Die Literaturstunde auf dem „Grünen Sofa“ − ein Novum beim diesjährigen Heimattag der Banater Schwaben in Ulm − wurde von Ilse Hehn, Julia Schiff und Horst Samson bestritten.

Die Literaturstunde wurde von Katharina Kilzer und Walter Roth souverän moderiert. Fotos: Karin Bohnenschuh

Beim Heimattag in Ulm: Lesung aus den neuesten Werken von Ilse Hehn, Franz Heinz, Horst Samson und Julia Schiff

Die Literaturstunde auf dem „Grünen Sofa“ beim diesjährigen Heimattag der Banater Schwaben in Ulm war ein Novum. Die Lesung mit beziehungsweise aus den Werken der Schriftsteller Ilse Hehn, Franz Heinz, Horst Samson und Julia Schiff verlieh dem Treffen eine kulturell weltläufige Dimension. Die Idee dazu hatte die Publizistin und FAZ-Mitarbeiterin Katharina Kilzer. Die gebürtige Jahrmarkterin hatte im Vorfeld alle organisatorischen Vorbereitungen getroffen und sich auch bereit erklärt, den literarischen Salon zusammen mit dem aus Bruckenau stammenden Schauspieler Walter Roth zu moderieren. Dass der Bundesvorstand der Landsmannschaft gut beraten war, den Vorschlag aufzugreifen und die Lesung in das Veranstaltungsprogramm des Heimattages einzubauen, zeigt die erstaunlich hohe Resonanz, auf die das Angebot stieß. Viele Besucher des Banater Treffens fanden den Weg zu dem Konferenzraum der Donauhalle und verfolgten die Lesung mit Interesse und Offenheit.

Wie es die Banater Schriftsteller mit der Heimat hielten, wäre – angesichts des Mottos des Pfingsttreffens „Heimat erfahren und bewahren“ – eine durchaus interessante Fragestellung, gaben die Moderatoren bei ihrer Einführung in die Lesung zu bedenken. Die Begegnung mit Banater Schriftstellern wolle dieses Thema aufgreifen und zudem Einblicke in die neuesten Veröffentlichungen der geladenen Autoren gewähren. Die fast drei Jahrhunderte zurückreichende Vergangenheit der Banater Schwaben, die jeder von uns – mehr oder weniger bewusst – in sich trägt, widerspiegele sich auch in der Literatur. Vor allem der jüngste Teil der banatschwäbischen Geschichte, geprägt von den Erfahrungen, die die Autoren im kommunistischen Rumänien und nach ihrer Aussiedlung in die Bundesrepublik Deutschland gemacht haben, liefere den Stoff für unzählige literarische Werke. Dadurch werde ein Heimatbezug hergestellt, auch wenn Schriftsteller manchmal ein etwas zwiespältiges Verhältnis zur Heimat haben. Heimat sei eben für jeden was anderes, für die einen die Sprache, für andere ein Ort, eine Tradition, Familie, Bräuche, Sitten. Das alles sei aber letzten Endes Erinnerung. Und die gelte es für die nachfolgenden Generationen zu bewahren – auch mittels Literatur, die Zeichen der Erinnerung gegen das Vergessen setzt.

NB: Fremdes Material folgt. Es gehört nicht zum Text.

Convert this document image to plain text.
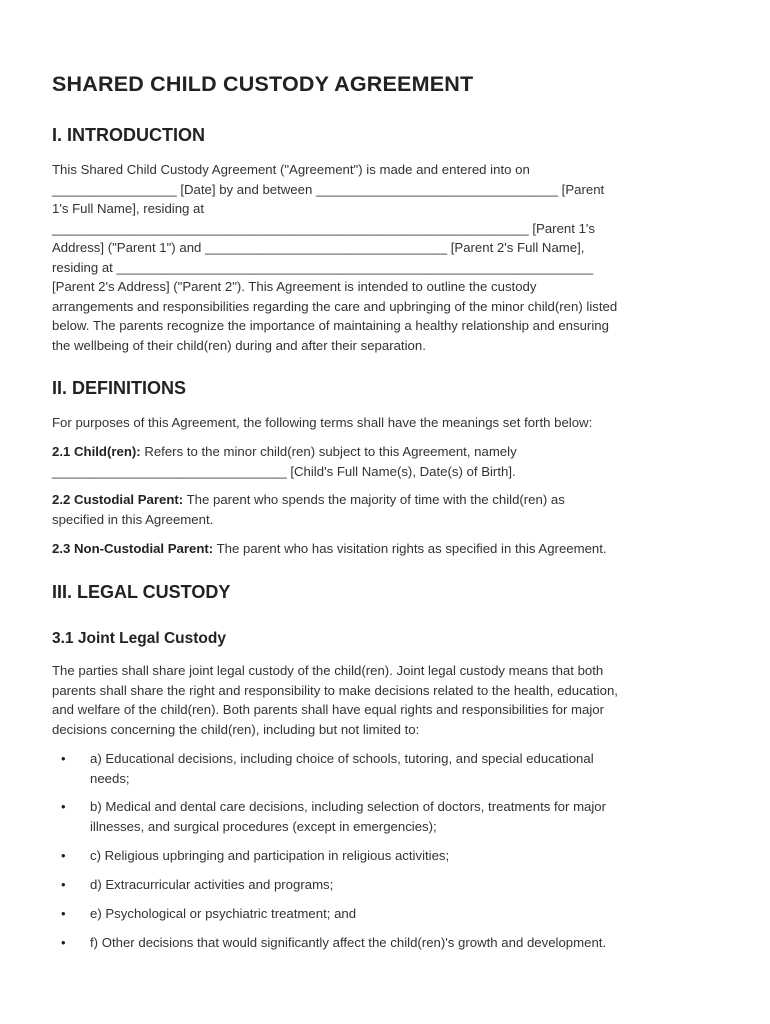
SHARED CHILD CUSTODY AGREEMENT
I. INTRODUCTION
This Shared Child Custody Agreement ("Agreement") is made and entered into on
_________________ [Date] by and between _________________________________ [Parent
1's Full Name], residing at
_________________________________________________________________ [Parent 1's
Address] ("Parent 1") and _________________________________ [Parent 2's Full Name],
residing at _________________________________________________________________
[Parent 2's Address] ("Parent 2"). This Agreement is intended to outline the custody
arrangements and responsibilities regarding the care and upbringing of the minor child(ren) listed
below. The parents recognize the importance of maintaining a healthy relationship and ensuring
the wellbeing of their child(ren) during and after their separation.
II. DEFINITIONS
For purposes of this Agreement, the following terms shall have the meanings set forth below:
2.1 Child(ren): Refers to the minor child(ren) subject to this Agreement, namely
________________________________ [Child's Full Name(s), Date(s) of Birth].
2.2 Custodial Parent: The parent who spends the majority of time with the child(ren) as
specified in this Agreement.
2.3 Non-Custodial Parent: The parent who has visitation rights as specified in this Agreement.
III. LEGAL CUSTODY
3.1 Joint Legal Custody
The parties shall share joint legal custody of the child(ren). Joint legal custody means that both
parents shall share the right and responsibility to make decisions related to the health, education,
and welfare of the child(ren). Both parents shall have equal rights and responsibilities for major
decisions concerning the child(ren), including but not limited to:
• a) Educational decisions, including choice of schools, tutoring, and special educational
needs;
• b) Medical and dental care decisions, including selection of doctors, treatments for major
illnesses, and surgical procedures (except in emergencies);
• c) Religious upbringing and participation in religious activities;
• d) Extracurricular activities and programs;
• e) Psychological or psychiatric treatment; and
• f) Other decisions that would significantly affect the child(ren)'s growth and development.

Gestützt auf eine eindrucksvolle, von Katharina Kilzer erarbeitete PowerPoint-Präsentation, stellten die beiden Moderatoren die geladenen Autoren vor. Die knappen biografischen Daten und Angaben zum schriftstellerischen Werk vermochten es, die Autoren persönlich wie auch literarisch zu verorten.

Den Anfang machte der Dichter Horst Samson, der ab seinem zweiten Gedichtband, dem preisgekrönten Buch „Tiefflug“ (1981), beachtenswerte eigene Wege ging, seinen eigenen Stil entwickelte und eine originäre Art entdeckte, sich dichtend mit der rumäniendeutschen Problematik auseinanderzusetzen. In seiner Dankesrede zur Verleihung des Adam-Müller-Guttenbrunn-Literaturpreises 1982 sagte er: „Verstörungen und Verfestigungen, Bedrängnis und Entsetzen, vom Schlag getroffene Stimmbänder, denen Tag für Tag immer mehr an Sprache geraubt wird – das macht den Boden meiner Texte aus. In ihnen schaffe ich mir eine Welt, in der ich leben kann, in der ich frei bin, Sprache zu setzen, die es mir ermöglicht, den Verlust von Zukunftsglauben aufzuheben, meine Erfahrung und Erinnerung auf den Nenner der Erfahrung und Erinnerung zu bringen und vorzustoßen in Richtung jener Generalutopie, die für mich die Chance zum Überleben ausmacht.“

Wie viele andere Zeitgenossen, verzweifelt auch Horst Samson an der Diktatur, die den Menschen immer mehr die Luft zum Atmen abschnürt. Mutig thematisiert er die bedrückende und bedrohliche Lage in seinem Gedicht „Nocturne“, das an der Zensur vorbei Eingang in den Lyrikband „Lebraum“ (1985) fand, ihm aber dann ein Veröffentlichungsverbot einbrachte: Hat die Blumen ausgeblasen / Und den Horizont verbrannt, / Dann erstickte er den Rasen, / Wickelte in Nacht das Land. / Stieß die Sänger in die Runde, / Logen uns Romanzen vor. / Stunde fraß die andre Stunde, / Grünspan legte sich ums Tor. / Ging ein Haus, ging auch das andre, / Nur die Bäume blieben stehn. / Seit der Trommler sprach: „Ich wandre!“, / Sieht man auch die Bäume gehn.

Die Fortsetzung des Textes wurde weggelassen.